Sem falar da proximidade com o Paraguai e a Argentina. Muitos turistas aproveitam a visita, para conhecer também esses dois destinos.
Para quem prefere temperaturas mais amenas, destinos de serra, como Canela e Gramado (RS), podem ser avaliados fora dos períodos de inverno e das férias escolares.
O mesmo raciocínio vale para cidades históricas e destinos de natureza, nos quais a experiência pode ser favorecida por um fluxo menor de visitantes.
“O viajante que consegue ter flexibilidade de datas ganha uma vantagem importante. Em vez de escolher primeiro o destino e depois tentar encaixar a viagem no orçamento, ele pode fazer o contrário: definir quanto pretende gastar, pesquisar os períodos mais favoráveis e, a partir daí, montar uma experiência que faça sentido”, diz o CEO da 3,2,1 GO!.

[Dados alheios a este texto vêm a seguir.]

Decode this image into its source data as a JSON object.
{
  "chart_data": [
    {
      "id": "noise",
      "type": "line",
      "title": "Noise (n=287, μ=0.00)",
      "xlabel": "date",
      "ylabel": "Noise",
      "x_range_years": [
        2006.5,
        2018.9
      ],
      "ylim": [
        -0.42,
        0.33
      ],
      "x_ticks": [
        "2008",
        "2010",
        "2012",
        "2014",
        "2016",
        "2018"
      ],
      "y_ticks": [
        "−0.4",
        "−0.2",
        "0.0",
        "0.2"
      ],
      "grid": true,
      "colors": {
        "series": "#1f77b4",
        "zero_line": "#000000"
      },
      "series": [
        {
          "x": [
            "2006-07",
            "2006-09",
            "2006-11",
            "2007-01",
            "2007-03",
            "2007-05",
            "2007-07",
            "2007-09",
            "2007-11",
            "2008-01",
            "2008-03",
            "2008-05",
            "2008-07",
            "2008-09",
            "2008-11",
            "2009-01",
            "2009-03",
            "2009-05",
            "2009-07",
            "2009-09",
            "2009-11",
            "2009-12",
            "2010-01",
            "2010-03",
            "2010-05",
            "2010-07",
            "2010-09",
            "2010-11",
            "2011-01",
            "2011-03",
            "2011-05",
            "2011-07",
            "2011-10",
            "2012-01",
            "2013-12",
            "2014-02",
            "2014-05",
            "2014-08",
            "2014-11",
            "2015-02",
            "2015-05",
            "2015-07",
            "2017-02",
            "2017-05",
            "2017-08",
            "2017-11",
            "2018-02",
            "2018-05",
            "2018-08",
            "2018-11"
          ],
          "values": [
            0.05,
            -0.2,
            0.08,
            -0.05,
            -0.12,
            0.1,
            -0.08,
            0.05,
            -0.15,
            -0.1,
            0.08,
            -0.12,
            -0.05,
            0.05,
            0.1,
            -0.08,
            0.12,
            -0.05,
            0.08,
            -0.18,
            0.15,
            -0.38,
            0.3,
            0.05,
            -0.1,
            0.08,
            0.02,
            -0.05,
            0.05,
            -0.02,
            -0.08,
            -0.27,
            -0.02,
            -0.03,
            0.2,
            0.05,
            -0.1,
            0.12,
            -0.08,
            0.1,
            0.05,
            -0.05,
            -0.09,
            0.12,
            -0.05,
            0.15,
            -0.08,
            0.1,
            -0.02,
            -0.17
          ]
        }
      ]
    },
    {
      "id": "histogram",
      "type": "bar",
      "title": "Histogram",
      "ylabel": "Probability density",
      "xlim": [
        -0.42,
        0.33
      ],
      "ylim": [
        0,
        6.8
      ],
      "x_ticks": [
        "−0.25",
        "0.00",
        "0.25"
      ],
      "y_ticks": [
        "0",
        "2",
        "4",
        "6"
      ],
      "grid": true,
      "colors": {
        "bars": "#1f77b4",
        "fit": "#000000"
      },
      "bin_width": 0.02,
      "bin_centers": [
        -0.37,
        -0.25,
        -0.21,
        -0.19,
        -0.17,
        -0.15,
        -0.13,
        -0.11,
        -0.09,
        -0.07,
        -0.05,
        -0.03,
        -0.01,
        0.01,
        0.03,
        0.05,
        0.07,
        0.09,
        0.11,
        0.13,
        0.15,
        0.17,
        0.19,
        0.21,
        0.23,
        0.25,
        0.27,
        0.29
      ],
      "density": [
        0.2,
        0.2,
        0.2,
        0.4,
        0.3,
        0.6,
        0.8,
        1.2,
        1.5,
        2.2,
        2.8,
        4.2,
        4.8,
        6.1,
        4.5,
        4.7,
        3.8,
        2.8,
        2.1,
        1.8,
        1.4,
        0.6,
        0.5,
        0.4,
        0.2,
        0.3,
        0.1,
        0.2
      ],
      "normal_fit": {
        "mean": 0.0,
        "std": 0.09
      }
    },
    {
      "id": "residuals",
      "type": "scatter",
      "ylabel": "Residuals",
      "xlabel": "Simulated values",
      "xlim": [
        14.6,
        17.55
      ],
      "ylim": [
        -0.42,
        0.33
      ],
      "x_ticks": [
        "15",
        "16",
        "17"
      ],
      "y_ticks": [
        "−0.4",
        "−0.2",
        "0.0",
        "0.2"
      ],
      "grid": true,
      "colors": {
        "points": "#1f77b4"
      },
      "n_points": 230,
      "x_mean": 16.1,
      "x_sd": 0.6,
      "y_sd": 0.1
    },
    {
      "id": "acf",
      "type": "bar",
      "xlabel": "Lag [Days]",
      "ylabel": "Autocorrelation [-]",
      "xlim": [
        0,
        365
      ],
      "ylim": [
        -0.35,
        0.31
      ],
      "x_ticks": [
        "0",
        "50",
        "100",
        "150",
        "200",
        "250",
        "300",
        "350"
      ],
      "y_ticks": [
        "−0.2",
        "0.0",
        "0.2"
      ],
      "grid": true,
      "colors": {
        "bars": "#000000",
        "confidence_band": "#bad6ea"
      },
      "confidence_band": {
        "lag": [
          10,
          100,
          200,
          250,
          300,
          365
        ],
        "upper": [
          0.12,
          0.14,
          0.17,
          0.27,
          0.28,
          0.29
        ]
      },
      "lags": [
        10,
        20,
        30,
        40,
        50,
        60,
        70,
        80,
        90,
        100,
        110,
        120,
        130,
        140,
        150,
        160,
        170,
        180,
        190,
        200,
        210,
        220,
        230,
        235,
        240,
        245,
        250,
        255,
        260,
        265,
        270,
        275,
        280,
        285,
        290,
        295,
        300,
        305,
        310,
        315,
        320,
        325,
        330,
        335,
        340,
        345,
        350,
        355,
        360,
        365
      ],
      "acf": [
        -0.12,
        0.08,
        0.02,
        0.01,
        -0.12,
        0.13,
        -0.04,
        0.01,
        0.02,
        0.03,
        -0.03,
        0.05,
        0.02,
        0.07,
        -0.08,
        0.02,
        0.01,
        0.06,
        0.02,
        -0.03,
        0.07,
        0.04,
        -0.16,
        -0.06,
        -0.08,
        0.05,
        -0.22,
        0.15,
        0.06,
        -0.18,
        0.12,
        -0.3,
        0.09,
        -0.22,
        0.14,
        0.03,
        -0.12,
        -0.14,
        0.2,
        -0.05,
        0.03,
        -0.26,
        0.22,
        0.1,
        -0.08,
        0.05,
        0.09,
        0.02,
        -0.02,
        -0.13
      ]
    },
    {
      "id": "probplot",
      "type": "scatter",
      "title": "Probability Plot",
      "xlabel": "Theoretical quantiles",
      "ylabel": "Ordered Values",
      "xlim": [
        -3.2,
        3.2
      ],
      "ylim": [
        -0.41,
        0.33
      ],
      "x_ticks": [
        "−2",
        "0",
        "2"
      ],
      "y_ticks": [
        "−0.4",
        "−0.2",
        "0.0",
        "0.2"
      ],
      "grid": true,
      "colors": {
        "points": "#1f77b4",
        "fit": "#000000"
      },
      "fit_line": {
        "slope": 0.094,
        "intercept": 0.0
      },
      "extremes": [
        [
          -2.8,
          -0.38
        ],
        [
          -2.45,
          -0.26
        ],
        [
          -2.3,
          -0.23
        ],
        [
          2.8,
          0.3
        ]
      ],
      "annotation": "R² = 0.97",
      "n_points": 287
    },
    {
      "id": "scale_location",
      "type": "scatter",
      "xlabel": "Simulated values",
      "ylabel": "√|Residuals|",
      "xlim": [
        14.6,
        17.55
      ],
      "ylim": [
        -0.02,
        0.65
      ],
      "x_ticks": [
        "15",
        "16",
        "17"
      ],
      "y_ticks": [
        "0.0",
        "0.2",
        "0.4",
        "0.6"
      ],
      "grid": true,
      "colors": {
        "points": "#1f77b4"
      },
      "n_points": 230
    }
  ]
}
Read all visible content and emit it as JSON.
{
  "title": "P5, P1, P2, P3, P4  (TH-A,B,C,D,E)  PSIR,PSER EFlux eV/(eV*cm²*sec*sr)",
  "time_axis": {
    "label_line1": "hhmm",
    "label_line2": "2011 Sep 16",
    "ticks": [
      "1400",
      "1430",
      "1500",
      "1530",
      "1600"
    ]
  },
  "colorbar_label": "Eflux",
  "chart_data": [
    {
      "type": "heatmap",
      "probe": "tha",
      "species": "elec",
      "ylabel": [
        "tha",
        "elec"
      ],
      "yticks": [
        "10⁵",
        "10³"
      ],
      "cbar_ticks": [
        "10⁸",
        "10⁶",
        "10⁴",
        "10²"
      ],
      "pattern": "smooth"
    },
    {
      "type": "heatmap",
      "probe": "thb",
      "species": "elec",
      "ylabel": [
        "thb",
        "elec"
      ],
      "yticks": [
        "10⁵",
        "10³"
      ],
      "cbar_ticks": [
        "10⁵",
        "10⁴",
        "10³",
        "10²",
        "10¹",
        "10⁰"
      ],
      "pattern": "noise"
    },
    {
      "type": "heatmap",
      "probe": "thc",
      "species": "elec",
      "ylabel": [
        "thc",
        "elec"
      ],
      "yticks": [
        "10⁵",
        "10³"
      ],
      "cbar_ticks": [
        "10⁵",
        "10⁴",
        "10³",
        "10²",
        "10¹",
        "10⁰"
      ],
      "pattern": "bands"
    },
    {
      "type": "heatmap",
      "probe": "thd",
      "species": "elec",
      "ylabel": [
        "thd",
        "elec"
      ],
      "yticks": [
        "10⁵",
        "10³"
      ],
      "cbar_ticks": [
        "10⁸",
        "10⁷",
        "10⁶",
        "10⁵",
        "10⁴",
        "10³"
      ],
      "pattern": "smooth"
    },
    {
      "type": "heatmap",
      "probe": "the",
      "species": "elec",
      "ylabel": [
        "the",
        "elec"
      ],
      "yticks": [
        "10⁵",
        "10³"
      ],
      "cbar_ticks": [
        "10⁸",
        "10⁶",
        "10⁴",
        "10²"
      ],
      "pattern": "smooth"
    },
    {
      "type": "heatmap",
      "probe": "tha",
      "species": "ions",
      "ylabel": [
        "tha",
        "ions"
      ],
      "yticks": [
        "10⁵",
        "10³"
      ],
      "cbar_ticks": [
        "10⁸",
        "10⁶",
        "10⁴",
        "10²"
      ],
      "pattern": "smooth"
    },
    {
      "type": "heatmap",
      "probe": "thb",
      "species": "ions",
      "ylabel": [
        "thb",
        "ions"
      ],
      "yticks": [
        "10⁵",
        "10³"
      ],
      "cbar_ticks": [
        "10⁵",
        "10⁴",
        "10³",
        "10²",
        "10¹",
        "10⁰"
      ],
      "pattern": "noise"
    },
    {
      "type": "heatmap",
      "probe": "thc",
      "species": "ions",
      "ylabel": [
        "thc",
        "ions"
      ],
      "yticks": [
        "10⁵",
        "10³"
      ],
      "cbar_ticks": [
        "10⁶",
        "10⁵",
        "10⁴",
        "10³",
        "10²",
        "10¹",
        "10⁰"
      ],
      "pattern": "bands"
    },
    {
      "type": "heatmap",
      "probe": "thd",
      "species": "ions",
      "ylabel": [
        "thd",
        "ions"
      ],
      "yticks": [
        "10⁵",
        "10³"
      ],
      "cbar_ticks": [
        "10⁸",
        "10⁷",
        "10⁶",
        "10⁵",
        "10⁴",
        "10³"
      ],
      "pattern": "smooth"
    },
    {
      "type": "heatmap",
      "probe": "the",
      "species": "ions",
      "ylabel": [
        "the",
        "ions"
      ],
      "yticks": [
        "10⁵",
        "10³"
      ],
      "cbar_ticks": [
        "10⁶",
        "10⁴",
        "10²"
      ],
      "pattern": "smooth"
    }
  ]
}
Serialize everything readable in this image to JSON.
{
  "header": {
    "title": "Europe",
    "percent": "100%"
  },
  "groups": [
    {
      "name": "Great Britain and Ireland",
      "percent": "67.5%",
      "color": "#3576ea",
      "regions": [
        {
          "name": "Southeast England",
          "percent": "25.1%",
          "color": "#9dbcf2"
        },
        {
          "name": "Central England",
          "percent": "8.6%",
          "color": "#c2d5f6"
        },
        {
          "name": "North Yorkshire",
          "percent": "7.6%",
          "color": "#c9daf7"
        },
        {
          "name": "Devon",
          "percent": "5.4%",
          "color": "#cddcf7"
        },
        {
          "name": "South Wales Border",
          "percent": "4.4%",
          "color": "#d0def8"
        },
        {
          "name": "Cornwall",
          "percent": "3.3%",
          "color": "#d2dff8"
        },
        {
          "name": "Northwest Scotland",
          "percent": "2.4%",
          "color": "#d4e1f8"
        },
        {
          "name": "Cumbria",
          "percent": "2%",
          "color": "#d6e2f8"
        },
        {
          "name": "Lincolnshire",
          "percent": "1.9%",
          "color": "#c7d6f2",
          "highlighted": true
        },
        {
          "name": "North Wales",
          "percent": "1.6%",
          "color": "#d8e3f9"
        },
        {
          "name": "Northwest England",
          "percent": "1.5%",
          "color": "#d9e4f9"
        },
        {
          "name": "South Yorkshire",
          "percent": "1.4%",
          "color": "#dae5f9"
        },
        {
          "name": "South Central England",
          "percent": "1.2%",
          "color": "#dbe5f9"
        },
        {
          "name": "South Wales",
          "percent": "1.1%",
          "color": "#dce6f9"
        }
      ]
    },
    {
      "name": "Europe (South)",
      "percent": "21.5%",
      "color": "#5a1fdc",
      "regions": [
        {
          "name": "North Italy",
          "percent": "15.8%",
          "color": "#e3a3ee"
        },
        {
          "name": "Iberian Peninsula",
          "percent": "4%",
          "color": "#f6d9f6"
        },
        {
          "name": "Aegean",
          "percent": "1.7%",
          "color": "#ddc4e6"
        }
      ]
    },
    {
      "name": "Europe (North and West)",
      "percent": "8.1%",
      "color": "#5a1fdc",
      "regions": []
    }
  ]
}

Para Lisboa, a principal recomendação é não tratar a baixa temporada simplesmente como sinônimo de “viagem barata”, mas como uma oportunidade de montar um roteiro mais tranquilo e eficiente.
“Economizar é importante, mas o objetivo não deve ser apenas pagar menos. É conseguir extrair mais valor de cada real investido na viagem. Às vezes, uma diária mais barata, um passeio com menos filas e um roteiro mais personalizado fazem com que o viajante tenha uma experiência muito melhor pelo mesmo orçamento”, explica.
Sobre a 3, 2, 1 GO!
Fundada em 2019, a 3,2,1 GO! é uma rede de franquias especializada em experiências de viagens personalizadas para destinos nacionais e internacionais.
Após consolidar sua atuação em Orlando, a marca amplia seu posicionamento com foco no turismo reverso, promovendo cidades e experiências brasileiras para viajantes estrangeiros.
A empresa oferece suporte completo, desde seguro viagem, passagens e hospedagem, a roteiros exclusivos e programações imersivas. Atualmente, conta com 130 franqueados, sendo 19 no exterior, com presença no Canadá, Estados Unidos e Europa.